In Italia la finanza non è rosa. Nel panorama della già malandata educazione finanziaria italiana, le donne sono ancora più indietro degli uomini. Anche tra i più giovani.
 
Secondo uno studio condotto dalla George Washington University, firmato da Annamaria Lusardi (attuale direttore del Comitato italiano  per l’educazione finanziaria) e Noemi Oggero, meno della metà dei Millennial italiani ha una alfabetizzazione finanziaria. Con un divario conoscitivo enorme tra ragazzi e ragazze: secondo gli ultimi risultati dei test Pisa Ocse, quando si fanno domande su temi finanziari, l’Italia è l’unico Paese in cui i maschi ottengono in media punteggi superiori alle femmine. E questa distanza continua poi quando si va avanti con l’età: il 45% degli uomini italiani si può considerare alfabetizzato finanziariamente, mentre tra le donne questa percentuale scende al 30%. Uno scarto che piazza l’Italia all’ultimo posto tra i Paesi membri del G20 per il gender gap in materia di conoscenze finanziarie.
 
Oltre ai risultati Pisa, lo studio di Lusardi e Oggero analizza anche i dati raccolti da Standard & Poor’s tramite un sondaggio mondiale tra i Millennial del 2014. Le domande poste riguardavano quattro  concetti: il tasso di interesse semplice, quello composto, l’inflazione e la diversificazione del rischio. Chi dava risposte corrette almeno a tre domande su quattro superava il test. Concetti semplici che dovrebbero essere alla portata di tutti, per aprire un conto in banca, accendere un mutuo o chiedere un prestito. Eppure in Italia non è così. Con le donne che restano ancora più indietro rispetto ai coetanei maschi. Perché accade? Una questione culturale, forse, che porta le ragazze a essere meno educate alla gestione del denaro rispetto agli uomini.
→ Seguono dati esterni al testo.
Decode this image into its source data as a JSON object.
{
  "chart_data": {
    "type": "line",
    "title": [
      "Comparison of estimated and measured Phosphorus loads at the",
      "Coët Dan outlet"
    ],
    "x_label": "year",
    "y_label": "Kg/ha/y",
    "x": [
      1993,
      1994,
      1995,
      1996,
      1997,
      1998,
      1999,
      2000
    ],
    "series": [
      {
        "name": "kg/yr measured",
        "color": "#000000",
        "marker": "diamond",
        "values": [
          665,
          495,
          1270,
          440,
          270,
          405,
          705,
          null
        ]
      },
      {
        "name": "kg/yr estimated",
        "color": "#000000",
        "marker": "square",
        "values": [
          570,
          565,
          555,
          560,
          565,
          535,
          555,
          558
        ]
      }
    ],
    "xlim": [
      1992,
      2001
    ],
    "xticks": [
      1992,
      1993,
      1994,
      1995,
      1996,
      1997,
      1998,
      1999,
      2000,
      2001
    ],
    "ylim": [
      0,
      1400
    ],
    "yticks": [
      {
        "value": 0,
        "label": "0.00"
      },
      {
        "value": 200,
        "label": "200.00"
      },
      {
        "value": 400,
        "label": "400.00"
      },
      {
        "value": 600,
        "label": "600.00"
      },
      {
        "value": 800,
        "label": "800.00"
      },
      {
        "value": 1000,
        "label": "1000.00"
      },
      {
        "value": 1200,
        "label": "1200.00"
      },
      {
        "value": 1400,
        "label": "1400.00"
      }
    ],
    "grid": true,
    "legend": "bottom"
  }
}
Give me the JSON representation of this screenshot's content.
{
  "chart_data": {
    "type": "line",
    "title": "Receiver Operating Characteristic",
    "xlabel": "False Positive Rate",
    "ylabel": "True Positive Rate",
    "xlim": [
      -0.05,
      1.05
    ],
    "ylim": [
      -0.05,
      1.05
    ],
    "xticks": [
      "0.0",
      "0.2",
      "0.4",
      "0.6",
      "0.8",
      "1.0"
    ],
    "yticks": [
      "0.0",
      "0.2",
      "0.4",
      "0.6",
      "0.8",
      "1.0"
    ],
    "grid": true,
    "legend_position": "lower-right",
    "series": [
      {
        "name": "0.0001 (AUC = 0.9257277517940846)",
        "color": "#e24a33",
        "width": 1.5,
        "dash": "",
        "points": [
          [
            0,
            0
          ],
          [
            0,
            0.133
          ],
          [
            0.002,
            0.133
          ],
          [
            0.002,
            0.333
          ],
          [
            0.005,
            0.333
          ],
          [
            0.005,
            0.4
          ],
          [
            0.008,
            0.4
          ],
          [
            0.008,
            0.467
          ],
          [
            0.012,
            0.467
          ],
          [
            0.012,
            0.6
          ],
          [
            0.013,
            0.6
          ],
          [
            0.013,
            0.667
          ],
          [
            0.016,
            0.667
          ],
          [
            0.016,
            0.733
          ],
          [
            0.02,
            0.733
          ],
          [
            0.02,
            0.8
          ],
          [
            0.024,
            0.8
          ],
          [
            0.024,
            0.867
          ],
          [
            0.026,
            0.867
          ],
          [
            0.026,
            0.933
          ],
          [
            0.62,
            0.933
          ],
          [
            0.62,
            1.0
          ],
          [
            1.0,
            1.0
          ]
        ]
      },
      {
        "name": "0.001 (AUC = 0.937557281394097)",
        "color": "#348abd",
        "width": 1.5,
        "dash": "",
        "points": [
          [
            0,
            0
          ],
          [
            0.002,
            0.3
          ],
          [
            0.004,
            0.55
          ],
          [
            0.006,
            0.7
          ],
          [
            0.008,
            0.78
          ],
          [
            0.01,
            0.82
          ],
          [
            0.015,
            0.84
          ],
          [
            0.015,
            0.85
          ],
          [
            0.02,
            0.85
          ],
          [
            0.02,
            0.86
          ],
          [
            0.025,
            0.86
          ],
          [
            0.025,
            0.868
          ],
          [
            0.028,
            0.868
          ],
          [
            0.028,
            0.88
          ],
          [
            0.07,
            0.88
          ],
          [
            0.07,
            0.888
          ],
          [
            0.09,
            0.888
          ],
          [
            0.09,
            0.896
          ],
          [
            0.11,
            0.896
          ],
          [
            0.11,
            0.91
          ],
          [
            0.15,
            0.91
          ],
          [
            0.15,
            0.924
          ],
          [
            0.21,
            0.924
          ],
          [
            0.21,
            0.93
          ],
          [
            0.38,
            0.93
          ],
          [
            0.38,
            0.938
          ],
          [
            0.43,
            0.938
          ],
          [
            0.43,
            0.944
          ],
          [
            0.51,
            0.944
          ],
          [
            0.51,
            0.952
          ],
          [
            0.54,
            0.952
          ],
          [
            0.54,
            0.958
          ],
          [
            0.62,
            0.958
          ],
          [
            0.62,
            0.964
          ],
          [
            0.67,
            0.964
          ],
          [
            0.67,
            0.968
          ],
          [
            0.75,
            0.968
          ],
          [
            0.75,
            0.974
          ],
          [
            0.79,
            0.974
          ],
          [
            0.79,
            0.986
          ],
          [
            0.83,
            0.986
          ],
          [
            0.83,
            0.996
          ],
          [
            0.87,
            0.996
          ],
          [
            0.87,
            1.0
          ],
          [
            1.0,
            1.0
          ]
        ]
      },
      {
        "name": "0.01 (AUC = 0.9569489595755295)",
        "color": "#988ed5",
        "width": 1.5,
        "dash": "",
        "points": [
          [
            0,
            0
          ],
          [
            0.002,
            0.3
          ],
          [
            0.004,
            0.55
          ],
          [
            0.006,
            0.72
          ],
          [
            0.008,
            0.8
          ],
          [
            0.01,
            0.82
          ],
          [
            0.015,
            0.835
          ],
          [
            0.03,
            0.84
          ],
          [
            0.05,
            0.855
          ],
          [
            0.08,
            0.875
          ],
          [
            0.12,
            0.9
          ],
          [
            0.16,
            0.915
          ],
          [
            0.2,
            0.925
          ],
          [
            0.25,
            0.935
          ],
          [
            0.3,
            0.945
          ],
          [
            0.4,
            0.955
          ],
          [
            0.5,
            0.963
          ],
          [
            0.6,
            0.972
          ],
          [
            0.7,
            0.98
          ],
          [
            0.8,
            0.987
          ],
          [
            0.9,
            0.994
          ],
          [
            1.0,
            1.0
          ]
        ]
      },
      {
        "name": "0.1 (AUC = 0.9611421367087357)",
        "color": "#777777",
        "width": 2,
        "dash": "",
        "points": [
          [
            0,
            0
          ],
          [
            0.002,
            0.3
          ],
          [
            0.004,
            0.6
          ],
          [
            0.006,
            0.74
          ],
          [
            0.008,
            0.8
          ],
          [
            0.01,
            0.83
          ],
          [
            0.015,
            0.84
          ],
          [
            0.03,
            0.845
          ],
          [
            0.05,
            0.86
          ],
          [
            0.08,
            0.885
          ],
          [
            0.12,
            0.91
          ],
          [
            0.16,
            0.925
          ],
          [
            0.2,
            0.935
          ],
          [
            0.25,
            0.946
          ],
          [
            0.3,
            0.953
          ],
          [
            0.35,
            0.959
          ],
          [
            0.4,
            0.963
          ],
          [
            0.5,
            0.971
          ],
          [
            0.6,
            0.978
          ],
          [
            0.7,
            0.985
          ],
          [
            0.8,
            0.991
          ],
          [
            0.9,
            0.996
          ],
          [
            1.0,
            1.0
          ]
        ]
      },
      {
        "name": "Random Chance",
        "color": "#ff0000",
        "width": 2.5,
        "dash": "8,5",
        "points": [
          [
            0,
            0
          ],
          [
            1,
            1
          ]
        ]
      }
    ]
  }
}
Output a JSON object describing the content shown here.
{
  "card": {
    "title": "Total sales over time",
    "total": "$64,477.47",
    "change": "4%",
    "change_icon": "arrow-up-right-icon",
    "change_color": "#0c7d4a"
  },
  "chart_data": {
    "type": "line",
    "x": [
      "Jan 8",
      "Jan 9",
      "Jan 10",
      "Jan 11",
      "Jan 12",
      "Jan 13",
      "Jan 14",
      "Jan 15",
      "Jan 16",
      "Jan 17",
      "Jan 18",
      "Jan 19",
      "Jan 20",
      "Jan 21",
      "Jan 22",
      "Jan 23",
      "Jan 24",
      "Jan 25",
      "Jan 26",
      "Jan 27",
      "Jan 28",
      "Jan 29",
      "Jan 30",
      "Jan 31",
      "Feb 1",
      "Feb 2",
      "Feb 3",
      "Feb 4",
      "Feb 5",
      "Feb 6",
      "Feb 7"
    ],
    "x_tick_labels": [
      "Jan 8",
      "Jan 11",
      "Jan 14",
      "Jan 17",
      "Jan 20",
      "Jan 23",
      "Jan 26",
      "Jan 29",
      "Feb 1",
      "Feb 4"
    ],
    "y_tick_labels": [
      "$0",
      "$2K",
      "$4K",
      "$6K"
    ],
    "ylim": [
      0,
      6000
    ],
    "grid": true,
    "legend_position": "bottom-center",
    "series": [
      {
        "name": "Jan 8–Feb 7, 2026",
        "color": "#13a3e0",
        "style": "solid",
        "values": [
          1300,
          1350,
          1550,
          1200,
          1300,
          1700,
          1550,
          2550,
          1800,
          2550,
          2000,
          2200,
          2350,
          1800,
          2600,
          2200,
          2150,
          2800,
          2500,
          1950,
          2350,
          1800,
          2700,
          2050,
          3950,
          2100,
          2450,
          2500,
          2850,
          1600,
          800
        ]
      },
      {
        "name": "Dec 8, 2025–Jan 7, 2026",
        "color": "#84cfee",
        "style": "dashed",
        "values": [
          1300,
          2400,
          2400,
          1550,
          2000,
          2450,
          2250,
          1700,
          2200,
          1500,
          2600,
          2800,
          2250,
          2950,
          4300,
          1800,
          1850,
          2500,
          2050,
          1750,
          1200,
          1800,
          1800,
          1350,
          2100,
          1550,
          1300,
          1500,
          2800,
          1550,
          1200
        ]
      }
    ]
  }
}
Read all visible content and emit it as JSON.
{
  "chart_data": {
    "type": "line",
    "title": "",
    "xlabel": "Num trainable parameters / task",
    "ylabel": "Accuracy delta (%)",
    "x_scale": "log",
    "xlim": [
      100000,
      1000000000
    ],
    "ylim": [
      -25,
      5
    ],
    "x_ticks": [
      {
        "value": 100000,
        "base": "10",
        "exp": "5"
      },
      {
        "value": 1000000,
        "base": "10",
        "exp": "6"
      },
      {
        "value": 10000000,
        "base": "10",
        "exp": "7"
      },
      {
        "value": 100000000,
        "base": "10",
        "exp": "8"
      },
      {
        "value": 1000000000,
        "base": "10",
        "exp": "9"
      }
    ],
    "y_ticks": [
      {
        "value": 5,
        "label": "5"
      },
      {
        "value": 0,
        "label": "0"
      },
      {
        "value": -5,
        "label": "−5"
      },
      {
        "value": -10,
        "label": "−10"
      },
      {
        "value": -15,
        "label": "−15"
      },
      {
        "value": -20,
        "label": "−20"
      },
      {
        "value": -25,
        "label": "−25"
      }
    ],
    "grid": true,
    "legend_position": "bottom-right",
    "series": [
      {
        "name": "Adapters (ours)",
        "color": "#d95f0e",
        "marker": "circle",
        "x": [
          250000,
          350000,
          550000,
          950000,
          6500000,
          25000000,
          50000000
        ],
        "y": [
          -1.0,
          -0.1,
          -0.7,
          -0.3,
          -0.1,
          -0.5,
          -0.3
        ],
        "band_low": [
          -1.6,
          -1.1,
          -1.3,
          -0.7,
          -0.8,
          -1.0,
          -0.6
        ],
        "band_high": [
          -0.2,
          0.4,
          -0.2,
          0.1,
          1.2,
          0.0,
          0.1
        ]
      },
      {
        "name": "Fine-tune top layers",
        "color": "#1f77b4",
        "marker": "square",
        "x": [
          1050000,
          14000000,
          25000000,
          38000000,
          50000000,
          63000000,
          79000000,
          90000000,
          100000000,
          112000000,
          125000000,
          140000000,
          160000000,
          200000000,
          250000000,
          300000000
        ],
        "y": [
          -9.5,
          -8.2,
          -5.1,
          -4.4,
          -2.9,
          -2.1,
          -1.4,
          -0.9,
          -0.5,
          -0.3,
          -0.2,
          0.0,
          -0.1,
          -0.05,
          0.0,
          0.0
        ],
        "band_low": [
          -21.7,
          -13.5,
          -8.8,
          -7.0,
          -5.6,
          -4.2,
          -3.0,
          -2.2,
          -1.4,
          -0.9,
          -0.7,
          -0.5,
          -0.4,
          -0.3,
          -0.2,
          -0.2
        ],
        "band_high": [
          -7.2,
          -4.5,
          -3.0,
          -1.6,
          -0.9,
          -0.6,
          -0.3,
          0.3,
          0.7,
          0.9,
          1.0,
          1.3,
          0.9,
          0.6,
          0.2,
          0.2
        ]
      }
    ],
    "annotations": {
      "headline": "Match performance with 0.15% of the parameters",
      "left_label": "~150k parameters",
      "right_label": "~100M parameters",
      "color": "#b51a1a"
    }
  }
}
Un problema enorme, però, se si considera che le donne hanno un’aspettativa di vita maggiore rispetto agli uomini e, con un sistema pensionistico in crisi come quello italiano, stipendi più bassi rispetto ai colleghi (gender pay gap) e interruzioni della carriera legate alla difficile conciliazione con la vita privata, sono chiamate invece ancora più degli uomini a prendere decisioni economiche. Il legame tra alfabetizzazione finanziaria e stabilità economica è un tema vivo, perché abilita le politiche rivolte verso la cittadinanza, come affermato da Claudia Segre, Presidente di Global Thinking Foundation

Una situazione allarmante alla quale si sta cercando di mettere riparo. Con alcune azioni politiche. La più importante è stata l’istituzione del Comitato per l’educazione finanziaria, che ha il compito di elaborare una strategia nazionale di alfabetizzazione finanziaria. A capo della squadra c’è una donna, Annamaria Lusardi, che ha condotto lo studio di cui si è parlato all’inizio. L’idea è quella di educare ai principi della finanza sin dai primi anni di scuola. Sperando anche di colmare il gap uomo-donna, in un Paese come l’Italia dove l’occupazione femminile è anche tra le più basse d’Europa. Conoscere le basi della finanza permetterebbe, forse, di trovare un lavoro con più facilità.